High Court Rules Validity of Property Transfer in Asturion Foundation v Aljawharah Bint Ibrahim Abdulaziz Alibrahim Alibrahim Case

Citation: [2023] EWHC 3305 (Ch)
Judgment on


The High Court of Justice case Asturion Foundation v Aljawharah Bint Ibrahim Abdulaziz Alibrahim delves into complex legal disputes over the validity of a property transfer, examining various legal principles under both English law and the law of Liechtenstein, where the Foundation is established. The case turns on whether the transfer of Kenstead Hall to the Princess was valid or void due to an alleged contravention of the Foundation’s purpose and the alleged excess of internal competencies by the Foundation’s trustee.

Key Facts

Asturion Foundation, established in Liechtenstein by the late King Fahd of Saudi Arabia, intended to manage a pool of assets including Kenstead Hall in London. The case concerns the validity of Kenstead Hall’s transfer to King Fahd’s widow, the Princess, initiated by the trustee Me Assaly based on purported instructions. Post-King Fahd’s death, questions arose whether the transfer respected the Foundation’s purpose and whether Me Assaly possessed the requisite authority to enact the transfer unilaterally.

Several legal principles were contemplated in this case:

Foundation’s Purpose and Internal Competency

The Foundation’s purpose and the trustee’s competencies are governed by Liechtenstein law.
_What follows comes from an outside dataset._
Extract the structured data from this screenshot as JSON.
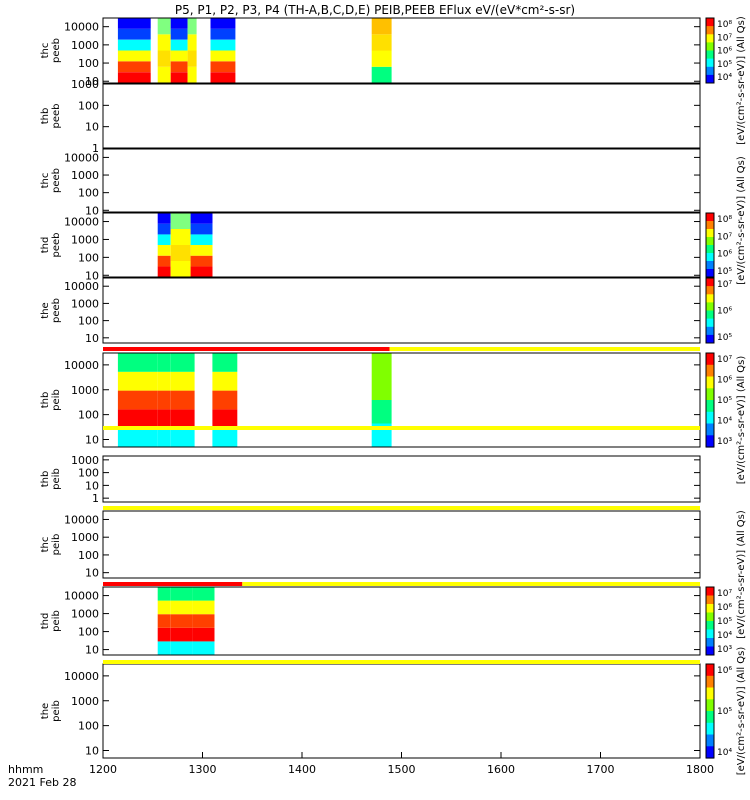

The Court examined whether the late King Fahd’s instructions to transfer properties formed part of the Foundation’s immutable purpose and whether Me Assaly exceeded his internal powers by acting alone.

Ostensible Authority

Under English law, an agent may bind a principal not only by their actual authority but also by apparent or ostensible authority, based on representations made by the principal to a third party. The Court rejected the application of this principle, focusing instead on the transaction’s voluntary and unremunerative nature, which did not entail the necessary give-and-take present in most ostensible authority scenarios.

Section 26 of the Land Registration Act 2002

S.26 protects a disponee from limitations on the disponor’s power to dispose of the registered estate if not reflected as a restriction on the register. The Court determined that this provision validated dispositions such as the one at issue absent any registered limitation.

Equitable Interests and Priorities

This concerns whether an equitable interest stands in priority to legal title after transfer. If so, remedies like rescission or damages for knowing receipt may be applicable. Nevertheless, if the transfer is without value, as per ss.28-29 LRA 2002, the original equity will not be defeated despite transfer.

Choice of Law

The applicable law for assessing the validity of the transfer is primarily English law since the property lies within England. Concerning breach of fiduciary duty and unjust enrichment, the Court navigated the choice of law rules, concluding that English law governed these issues.


The Court held:

  1. The transfer of Kenstead Hall was not void due to contravention of the Foundation’s purpose or Me Assaly’s lack of internal competency.
  2. The secondary claims for rescission predicated on breach of fiduciary duty or mistake were dismissed.
  3. The tertiary claim of unjust enrichment was denied as the enrichment was not unjust.
  4. The claim for damages for knowing receipt was rejected as no breach of fiduciary duty had been established.


In summary, the High Court rejected all claims by the Foundation, finding that the legal transfer of Kenstead Hall to the Princess was valid and unimpeachable under the s.26 LRA 2002, irrespective of the alleged breaches of duty or authority under Liechtenstein law. The principles of ostensible authority and the preservation of equitable interests were also considered but found inapplicable in voiding the transfer. The decision exemplifies the careful interplay of domestic and foreign laws in validating property transactions, especially involving international entities.